Every drum pattern stomps down like a boot connecting on the floor in a moshpit. The guitar and bass often walk hand-in-hand, both equally audible partners in the relationship. Which, before I forget, let me just praise the production on this album. Past efforts have seen Black Tusk with a decidedly grittier sound; more muddy, a little muted even. While that added some charm and was complementary to their slight sludge aesthetic, this change was a net gain for this album. Everything is crystal clear, which some may find betrays the rough aesthetic of DIY punk or extreme metal, but you know what? I like hearing things more, and I think most other people do.
The double, sometimes triple, vocal assaults from the trio are worthy of singing (yelling?) along. ‘Gotta get though, gotta get through, got to!’ blasts the hook of “Ill at Ease”. Everyone’s voice is varied. It’s rare that an entire band shares vocal duties, but it adds a nice dynamic to their sound. No chance you’ll get bored of the vocals if you’re already initiated to this style of singing.
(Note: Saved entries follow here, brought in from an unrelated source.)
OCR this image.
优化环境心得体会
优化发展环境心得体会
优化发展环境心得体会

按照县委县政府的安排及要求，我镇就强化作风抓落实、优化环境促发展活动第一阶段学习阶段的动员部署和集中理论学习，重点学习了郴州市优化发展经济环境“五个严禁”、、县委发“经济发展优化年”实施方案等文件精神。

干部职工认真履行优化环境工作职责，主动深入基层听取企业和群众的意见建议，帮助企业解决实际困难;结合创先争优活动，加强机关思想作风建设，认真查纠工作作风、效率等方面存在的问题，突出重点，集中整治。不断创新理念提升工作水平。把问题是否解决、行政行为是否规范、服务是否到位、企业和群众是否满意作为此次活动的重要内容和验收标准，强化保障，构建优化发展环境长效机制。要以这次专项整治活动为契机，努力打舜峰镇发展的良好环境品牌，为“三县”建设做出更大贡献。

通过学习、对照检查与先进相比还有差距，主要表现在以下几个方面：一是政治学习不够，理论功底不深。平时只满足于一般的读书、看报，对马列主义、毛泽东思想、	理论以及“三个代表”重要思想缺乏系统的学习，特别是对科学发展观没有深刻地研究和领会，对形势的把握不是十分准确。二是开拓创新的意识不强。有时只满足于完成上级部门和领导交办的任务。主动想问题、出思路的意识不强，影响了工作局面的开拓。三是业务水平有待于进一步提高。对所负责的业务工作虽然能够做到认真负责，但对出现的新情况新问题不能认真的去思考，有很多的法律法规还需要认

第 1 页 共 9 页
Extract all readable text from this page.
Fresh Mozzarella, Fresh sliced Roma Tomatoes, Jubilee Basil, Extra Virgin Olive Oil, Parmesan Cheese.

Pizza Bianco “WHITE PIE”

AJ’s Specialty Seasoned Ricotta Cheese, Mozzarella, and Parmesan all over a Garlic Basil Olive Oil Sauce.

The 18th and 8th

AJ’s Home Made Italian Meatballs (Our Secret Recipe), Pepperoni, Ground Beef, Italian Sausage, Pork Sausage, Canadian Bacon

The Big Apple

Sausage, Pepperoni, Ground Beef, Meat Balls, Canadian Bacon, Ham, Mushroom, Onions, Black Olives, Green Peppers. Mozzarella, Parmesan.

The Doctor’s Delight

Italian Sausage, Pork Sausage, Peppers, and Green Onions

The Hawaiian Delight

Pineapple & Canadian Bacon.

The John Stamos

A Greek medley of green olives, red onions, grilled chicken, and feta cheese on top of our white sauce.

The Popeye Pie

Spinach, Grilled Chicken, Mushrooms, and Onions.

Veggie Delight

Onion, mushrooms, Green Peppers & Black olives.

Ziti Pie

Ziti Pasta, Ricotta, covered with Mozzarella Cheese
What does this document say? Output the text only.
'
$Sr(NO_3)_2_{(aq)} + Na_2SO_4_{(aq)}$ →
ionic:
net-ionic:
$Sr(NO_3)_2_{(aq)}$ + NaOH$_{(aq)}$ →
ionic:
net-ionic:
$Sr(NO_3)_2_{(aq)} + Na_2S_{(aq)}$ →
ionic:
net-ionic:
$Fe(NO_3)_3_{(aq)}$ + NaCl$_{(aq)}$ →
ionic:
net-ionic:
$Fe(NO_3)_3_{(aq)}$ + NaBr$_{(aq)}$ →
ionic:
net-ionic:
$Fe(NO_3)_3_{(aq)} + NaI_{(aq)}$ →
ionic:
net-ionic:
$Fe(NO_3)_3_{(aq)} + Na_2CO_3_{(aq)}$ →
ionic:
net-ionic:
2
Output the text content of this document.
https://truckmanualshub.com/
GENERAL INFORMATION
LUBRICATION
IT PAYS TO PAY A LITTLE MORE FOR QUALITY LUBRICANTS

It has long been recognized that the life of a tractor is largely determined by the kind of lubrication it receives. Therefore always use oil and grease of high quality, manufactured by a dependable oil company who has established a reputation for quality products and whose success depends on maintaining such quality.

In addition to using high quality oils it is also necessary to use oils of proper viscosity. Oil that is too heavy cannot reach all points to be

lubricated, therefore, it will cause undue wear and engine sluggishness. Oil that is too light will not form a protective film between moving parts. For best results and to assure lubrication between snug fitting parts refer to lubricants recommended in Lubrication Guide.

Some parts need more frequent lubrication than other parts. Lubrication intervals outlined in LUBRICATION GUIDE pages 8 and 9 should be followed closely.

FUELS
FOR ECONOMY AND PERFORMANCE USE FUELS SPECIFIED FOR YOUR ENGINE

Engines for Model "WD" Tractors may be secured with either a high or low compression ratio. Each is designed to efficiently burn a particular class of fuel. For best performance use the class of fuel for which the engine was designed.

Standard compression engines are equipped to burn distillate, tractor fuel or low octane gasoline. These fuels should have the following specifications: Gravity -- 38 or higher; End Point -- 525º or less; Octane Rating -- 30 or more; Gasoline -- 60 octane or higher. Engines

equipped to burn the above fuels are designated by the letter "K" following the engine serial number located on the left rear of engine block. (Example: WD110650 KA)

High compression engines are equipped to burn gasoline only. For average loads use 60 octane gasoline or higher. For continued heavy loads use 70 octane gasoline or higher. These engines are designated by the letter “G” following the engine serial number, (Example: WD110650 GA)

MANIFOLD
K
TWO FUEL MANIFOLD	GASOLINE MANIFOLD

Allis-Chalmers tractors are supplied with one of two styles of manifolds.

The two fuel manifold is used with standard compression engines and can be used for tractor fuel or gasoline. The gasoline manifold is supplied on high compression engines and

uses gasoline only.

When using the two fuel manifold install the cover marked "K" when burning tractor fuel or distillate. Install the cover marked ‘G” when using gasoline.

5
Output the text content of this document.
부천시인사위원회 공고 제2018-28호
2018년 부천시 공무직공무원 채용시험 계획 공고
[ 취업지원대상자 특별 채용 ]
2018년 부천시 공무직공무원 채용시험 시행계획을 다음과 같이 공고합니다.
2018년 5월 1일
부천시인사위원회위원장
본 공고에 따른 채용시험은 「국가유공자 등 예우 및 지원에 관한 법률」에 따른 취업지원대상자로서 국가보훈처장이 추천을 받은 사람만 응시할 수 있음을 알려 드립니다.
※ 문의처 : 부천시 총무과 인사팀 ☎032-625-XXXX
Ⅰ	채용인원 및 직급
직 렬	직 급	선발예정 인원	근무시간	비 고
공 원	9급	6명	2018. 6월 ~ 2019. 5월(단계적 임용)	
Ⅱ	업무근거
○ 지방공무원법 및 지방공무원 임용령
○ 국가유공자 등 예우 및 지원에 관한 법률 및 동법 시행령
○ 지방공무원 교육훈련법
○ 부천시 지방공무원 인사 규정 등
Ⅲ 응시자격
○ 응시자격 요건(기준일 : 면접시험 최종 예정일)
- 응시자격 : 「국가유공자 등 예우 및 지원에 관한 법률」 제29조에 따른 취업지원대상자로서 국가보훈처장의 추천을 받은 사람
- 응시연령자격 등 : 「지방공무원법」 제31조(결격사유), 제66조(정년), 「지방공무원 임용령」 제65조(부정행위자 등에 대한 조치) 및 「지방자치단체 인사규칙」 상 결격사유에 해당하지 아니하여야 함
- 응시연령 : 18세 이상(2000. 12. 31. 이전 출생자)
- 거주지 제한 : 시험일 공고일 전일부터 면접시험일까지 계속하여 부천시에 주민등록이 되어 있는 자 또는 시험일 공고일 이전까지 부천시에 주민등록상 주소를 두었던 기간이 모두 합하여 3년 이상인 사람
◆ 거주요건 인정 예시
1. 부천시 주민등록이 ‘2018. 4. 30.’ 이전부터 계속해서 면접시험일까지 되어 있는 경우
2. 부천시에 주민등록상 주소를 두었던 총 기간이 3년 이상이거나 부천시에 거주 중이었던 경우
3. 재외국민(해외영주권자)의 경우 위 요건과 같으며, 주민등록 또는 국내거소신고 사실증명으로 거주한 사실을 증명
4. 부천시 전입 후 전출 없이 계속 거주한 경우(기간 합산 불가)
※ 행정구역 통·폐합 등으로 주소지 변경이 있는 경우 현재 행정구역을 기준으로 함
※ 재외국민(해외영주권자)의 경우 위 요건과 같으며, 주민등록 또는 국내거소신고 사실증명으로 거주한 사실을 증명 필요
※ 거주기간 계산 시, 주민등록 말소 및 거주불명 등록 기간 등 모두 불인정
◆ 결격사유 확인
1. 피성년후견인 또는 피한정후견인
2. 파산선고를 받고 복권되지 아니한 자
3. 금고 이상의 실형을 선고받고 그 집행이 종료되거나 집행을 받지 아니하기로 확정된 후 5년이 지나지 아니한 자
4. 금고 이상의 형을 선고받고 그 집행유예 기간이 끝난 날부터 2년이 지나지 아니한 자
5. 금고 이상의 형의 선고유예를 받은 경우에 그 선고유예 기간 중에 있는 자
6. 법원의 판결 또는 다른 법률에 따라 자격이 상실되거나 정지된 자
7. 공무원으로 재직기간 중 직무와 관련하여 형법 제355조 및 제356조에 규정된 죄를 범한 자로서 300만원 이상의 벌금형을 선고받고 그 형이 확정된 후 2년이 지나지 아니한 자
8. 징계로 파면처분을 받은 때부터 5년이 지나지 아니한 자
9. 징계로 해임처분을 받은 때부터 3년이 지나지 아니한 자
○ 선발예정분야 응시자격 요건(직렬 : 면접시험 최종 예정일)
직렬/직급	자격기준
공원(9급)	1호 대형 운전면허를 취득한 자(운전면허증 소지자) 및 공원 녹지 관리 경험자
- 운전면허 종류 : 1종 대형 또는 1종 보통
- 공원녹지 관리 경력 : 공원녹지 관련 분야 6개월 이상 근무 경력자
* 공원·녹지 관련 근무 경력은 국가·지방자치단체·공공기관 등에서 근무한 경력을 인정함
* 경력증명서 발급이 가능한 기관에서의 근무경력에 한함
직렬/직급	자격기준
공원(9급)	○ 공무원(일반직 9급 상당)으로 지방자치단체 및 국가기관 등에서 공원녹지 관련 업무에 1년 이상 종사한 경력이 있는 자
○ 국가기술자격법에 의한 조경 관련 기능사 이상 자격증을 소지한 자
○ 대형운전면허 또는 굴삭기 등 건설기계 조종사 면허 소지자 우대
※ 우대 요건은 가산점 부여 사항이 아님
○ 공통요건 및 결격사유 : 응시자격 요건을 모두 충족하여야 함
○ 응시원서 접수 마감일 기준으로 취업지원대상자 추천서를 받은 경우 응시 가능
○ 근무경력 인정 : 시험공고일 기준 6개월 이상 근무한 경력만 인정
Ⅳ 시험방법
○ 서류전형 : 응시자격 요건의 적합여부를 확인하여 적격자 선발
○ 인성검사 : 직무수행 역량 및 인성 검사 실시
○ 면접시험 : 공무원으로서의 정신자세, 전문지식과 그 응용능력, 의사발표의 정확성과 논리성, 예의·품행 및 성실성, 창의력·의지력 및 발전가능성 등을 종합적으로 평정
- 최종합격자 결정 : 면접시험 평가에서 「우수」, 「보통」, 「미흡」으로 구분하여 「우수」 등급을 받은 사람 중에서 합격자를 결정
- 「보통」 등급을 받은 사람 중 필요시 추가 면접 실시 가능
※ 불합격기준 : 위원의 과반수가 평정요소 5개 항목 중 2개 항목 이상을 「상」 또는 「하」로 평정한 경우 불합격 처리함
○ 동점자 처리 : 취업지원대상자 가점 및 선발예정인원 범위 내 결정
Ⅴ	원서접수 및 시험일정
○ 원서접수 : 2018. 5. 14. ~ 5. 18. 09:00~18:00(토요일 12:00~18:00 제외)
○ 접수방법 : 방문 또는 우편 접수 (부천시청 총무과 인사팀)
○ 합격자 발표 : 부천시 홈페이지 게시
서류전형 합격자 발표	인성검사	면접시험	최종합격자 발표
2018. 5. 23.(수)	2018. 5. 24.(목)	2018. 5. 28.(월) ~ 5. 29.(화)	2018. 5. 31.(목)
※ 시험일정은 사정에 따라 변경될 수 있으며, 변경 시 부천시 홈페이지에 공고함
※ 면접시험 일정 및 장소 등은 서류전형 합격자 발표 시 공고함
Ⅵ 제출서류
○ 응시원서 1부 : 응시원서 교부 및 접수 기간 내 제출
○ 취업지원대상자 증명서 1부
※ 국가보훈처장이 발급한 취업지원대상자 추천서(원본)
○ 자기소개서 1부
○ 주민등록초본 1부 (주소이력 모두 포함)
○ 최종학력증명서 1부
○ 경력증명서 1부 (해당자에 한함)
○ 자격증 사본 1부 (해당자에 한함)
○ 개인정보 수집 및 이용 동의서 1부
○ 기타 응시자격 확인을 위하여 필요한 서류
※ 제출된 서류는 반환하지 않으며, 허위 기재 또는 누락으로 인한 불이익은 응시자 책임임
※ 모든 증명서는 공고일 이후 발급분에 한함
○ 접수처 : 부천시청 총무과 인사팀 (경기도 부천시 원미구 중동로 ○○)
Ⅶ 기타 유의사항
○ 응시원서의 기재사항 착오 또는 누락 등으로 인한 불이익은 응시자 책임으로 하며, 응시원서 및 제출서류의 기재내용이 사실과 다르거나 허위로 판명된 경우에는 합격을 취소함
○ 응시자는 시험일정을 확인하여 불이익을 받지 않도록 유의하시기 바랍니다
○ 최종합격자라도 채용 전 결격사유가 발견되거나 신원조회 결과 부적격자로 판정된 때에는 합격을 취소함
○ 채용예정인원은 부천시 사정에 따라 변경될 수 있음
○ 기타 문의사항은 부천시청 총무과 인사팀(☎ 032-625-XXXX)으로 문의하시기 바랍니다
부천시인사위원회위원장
Where their punk influence shows with ripping rhythms that place vocals above most, the metal shows itself with melody and progressions. “Agali”, “Lab Rat”, and “Ill at Ease” stand out as particularly melodic and catchy. “Rest with the Dead” has a listener wade through a little sludge with low riffs that likely required some drudging up from the filthy, swampy depths to put to tape. Conversely, “Never Ending Daymare” has high, screechy leads in the intro and during a solo on the backend. The band keeps you guessing and don’t like to stagnate.
And speaking of guessing, one thing that did baffle me a bit was the spoken word intro track, “A Perfect View of Absolutely Nothing”. It’s a little less than a minute-and-a-half multilayered musing on opening the mind’s metaphorical eye to stay from being blind. Enlightenment, if you will. It’s monotone, which is fine, but I must be missing something since I don’t know if this adds any substance to the album or has to do with a theme of the album. My own eyes must be closed with regards to this track, but it doesn’t vibe well with the electrifying tone of TCBT, especially considering it’s the only tranquil moment to be found on the album.
There’s enough punk and metal fury to satiate most people in need of that. Some great standout moments here overshadow the couple problems the album has, which speaks for, if nothing else, the band’s ability to get the lead out, and get things off of their chest when it’s demanded. In sticking with their album title, I hope that Black Tusk did, indeed, take care of themselves by making this album. In doing so, we got a nice effort of melodic, heavy, purposeful, defiant music, and I’m happy they brought us along for the journey.